The bank is also better positioned to grow from its new capital base. With its Capital Adequacy Ratio now on solid footing, FirstHoldCo can lend aggressively into high-yield sectors — including telecoms and energy — without breaching regulatory limits.

The valuation gap driving institutional interest

Even after a 32% gain, FirstHoldCo still trades at a steep discount to its peers by one key metric. Its Price-to-Book ratio sits at approximately 0.8x, meaning investors are paying just 80 kobo for every naira of the bank's underlying net assets.

Compare that with GTCO at 1.4x P/B and Zenith Bank at 1.06x P/B. Those premiums reflect both the market's historical comfort with those lenders and their consistent dividend track records. FirstHoldCo has neither of those advantages yet, but analysts argue that the discount is now too wide to ignore.

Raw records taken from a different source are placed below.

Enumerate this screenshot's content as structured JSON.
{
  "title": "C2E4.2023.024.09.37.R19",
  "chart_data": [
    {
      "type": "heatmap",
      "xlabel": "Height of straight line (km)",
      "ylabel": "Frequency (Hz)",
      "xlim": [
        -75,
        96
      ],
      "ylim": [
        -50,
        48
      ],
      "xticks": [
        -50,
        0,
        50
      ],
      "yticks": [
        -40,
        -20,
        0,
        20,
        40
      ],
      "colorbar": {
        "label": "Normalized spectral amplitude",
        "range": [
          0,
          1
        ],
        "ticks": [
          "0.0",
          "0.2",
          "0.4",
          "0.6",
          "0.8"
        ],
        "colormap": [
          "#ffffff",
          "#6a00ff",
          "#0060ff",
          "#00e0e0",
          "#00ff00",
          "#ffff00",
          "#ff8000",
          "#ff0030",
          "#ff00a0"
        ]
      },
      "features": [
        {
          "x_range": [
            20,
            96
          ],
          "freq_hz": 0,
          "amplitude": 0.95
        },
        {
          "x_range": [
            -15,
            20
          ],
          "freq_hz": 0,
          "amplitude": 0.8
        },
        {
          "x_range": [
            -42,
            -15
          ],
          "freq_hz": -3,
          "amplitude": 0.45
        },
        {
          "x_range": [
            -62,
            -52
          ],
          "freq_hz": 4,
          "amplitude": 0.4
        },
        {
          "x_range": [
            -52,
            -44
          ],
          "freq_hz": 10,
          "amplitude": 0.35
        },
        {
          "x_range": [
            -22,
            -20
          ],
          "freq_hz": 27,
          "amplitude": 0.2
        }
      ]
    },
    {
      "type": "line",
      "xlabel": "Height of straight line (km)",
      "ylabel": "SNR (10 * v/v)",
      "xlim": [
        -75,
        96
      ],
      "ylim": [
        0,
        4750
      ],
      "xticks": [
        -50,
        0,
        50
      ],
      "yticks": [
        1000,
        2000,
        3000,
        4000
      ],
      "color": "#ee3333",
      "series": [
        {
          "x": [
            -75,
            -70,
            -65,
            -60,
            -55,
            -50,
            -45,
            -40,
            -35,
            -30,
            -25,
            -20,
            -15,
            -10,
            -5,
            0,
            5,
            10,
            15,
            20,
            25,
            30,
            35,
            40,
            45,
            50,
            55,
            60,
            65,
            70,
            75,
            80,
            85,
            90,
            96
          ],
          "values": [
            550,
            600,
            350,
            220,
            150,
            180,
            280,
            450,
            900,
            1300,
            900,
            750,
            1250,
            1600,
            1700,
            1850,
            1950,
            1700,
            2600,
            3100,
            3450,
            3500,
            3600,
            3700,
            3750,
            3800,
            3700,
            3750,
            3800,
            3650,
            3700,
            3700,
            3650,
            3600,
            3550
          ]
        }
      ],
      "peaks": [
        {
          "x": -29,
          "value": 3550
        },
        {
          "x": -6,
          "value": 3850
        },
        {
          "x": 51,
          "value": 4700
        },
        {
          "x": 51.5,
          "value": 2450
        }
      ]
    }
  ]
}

The maths is straightforward: if FirstHoldCo simply re-rates to Zenith Bank's valuation multiple — not GTCO's premium, just Zenith's — the stock would need to climb an additional 32% from current levels to approximately N90-N93 per share. That is a substantial second leg for investors who are already holding the stock, and a potential entry point for institutional funds that have not yet moved.

The FTSE factor

One additional catalyst sits further out on the calendar. Nigeria is scheduled for reclassification into the FTSE Russell Frontier Market Index on September 21, 2026. Reclassification events typically trigger automatic inflows from passive funds that track the index.

As a liquid, large-capitalisation bank stock, FirstHoldCo is a natural target for those flows. Foreign institutional money preparing ahead of the reclassification date would likely include it in any Nigerian financial sector allocation. That dynamic adds a structural bid to what is already a valuation-driven trade.